以前の記事「人事制度は変わる(前編)」「人事制度は変わる(後編)」で紹介したように
◇メンバーシップ型雇用から、必要な専門分野のエキスパートの中途採用や、事業展開に伴う専門知識・スキルのある若手人材のジョブ型雇用に変わり、人事制度設計もそれに合わせて変わっていかにければいけないこと。
◇また、若手社員に見られる昇給・昇格、出世することがキャリアにおける成功と言う価値観の減少。「自分らしく働きたい」と言う個人の価値観は多様化、昇給昇格・出世意欲の薄い社員達に十分に戦力になって活躍してもらうため必要なポストや賃金に変わる報酬をどうするのか。
◇そしてウィズコロナで今後益々増えるであろうテレワークと言う働き方を受けての、従来の勤務態度や時間などの管理、社内コミニュケーションによる業務の現状把握などをどのように変えていくのか。
これらを踏まえた新たな人事評価制度の設計、運用の上でのマネジメントが重要になってきています。
新しい管理職になる
現在管理職(者)の立場にある方の多くが、大小縦割り組織の中で役割を持ったセクションの長として活動されていると思いますが、メンバーシップ型で採用され、従来までの評価制度によって昇格されてきた方がほとんどではないでしょうか。
また良くある「過去の自分の上司のマネジメントのやり方を踏襲」されている方も多いことでしょう。
しかしこれからは社会も企業もそして事業自体も、いち早い変化と市況に合わせた柔軟な対応力を求められることは薄々実感されているでしょう。

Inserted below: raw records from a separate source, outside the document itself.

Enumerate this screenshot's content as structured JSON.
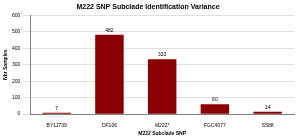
{
  "chart_data": {
    "type": "bar",
    "title": "M222 SNP Subclade Identification Variance",
    "x_label": "M222 Subclade SNP",
    "y_label": "Nbr Samples",
    "categories": [
      "BY11739",
      "DF106",
      "M222*",
      "FGC4077",
      "S588"
    ],
    "values": [
      7,
      482,
      333,
      60,
      14
    ],
    "color": "#8b0000",
    "ylim": [
      0,
      600
    ],
    "yticks": [
      0,
      100,
      200,
      300,
      400,
      500,
      600
    ],
    "grid": true,
    "data_labels": true
  }
}
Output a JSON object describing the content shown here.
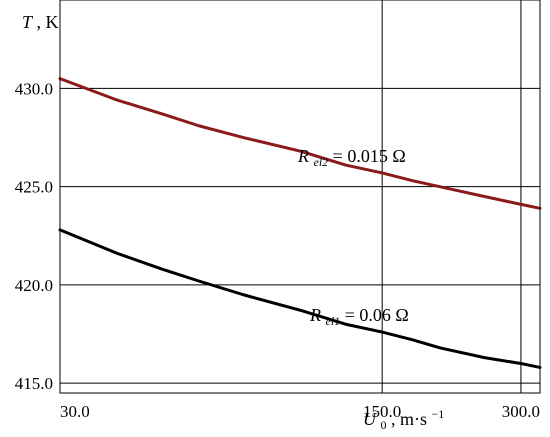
{
  "chart_data": {
    "type": "line",
    "title": "",
    "xlabel": {
      "main": "U",
      "sub": "0",
      "unit": ", m·s",
      "sup": "−1"
    },
    "ylabel": {
      "main": "T",
      "unit": ", K"
    },
    "xlim": [
      30.0,
      330.0
    ],
    "ylim": [
      414.5,
      434.5
    ],
    "x_scale": "log",
    "x_ticks": [
      30.0,
      150.0,
      300.0
    ],
    "x_tick_labels": [
      "30.0",
      "150.0",
      "300.0"
    ],
    "y_ticks": [
      415.0,
      420.0,
      425.0,
      430.0
    ],
    "y_tick_labels": [
      "415.0",
      "420.0",
      "425.0",
      "430.0"
    ],
    "grid": true,
    "series": [
      {
        "label_parts": {
          "main": "R",
          "sub": "el2",
          "value": " = 0.015 Ω"
        },
        "color": "#8b1a1a",
        "x": [
          30,
          40,
          50,
          60,
          75,
          100,
          125,
          150,
          175,
          200,
          250,
          300,
          330
        ],
        "y": [
          430.5,
          429.4,
          428.7,
          428.1,
          427.5,
          426.8,
          426.1,
          425.7,
          425.3,
          425.0,
          424.5,
          424.1,
          423.9
        ]
      },
      {
        "label_parts": {
          "main": "R",
          "sub": "el1",
          "value": " = 0.06 Ω"
        },
        "color": "#000000",
        "x": [
          30,
          40,
          50,
          60,
          75,
          100,
          125,
          150,
          175,
          200,
          250,
          300,
          330
        ],
        "y": [
          422.8,
          421.6,
          420.8,
          420.2,
          419.5,
          418.7,
          418.0,
          417.6,
          417.2,
          416.8,
          416.3,
          416.0,
          415.8
        ]
      }
    ]
  }
}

さらに現在は上記のように、専門職、エキスパート社員の増加、価値観が多様化している若手社員、そして出社、勤務の概念を変えるテレワークなどをまとめてマネジメントしていくことを求められます。
そもそも従来のマネジメントの様々な方法論や人事評価制度は、高度経済成長期、バブル経済、リーマンショックなどの昭和・平成の経営環境の変化を受け、先人たちがその都度時代に合わせて創り出してきたものであり、決して普遍的なものではありません。
ウィズコロナで変わるこれからの社会と経済に於いては、企業の構造改革も今回一度きりではなく、変わる環境に合わせ都度都度求められるでしょう。
そのような状況においては、事業や組織マネジメントと評価も常に変化し再考することが求められます。
「これからのマネジメントはどうすればいいか」
残念ながら明確なマニュアルはありません。
しかしだからと言って、悲観することはありません。
状況を見ながら、その時その時で一番ベストと思うマネジメントのやり方を考え続け、そして実践する。
当然、上手くいかないことも多々あるでしょう。
しかしそれがこれから求められるマネジメントの形であり、マネジメントのニューノーマルになるのではないでしょうか。
ちまたには、テレワーク、若手社員、専門職のマネジメントに関する参考情報も多く出てきています。
全てが正解と言うわけではありませんが、参考になるところは参考にして取り組んでいくことが肝要です。
変わる企業、新たな働き方には、新たな管理者像が必要です。
これから、時代に沿った新たなマネジメントを実践する管理職のニューノーマルが生まれていくと思います。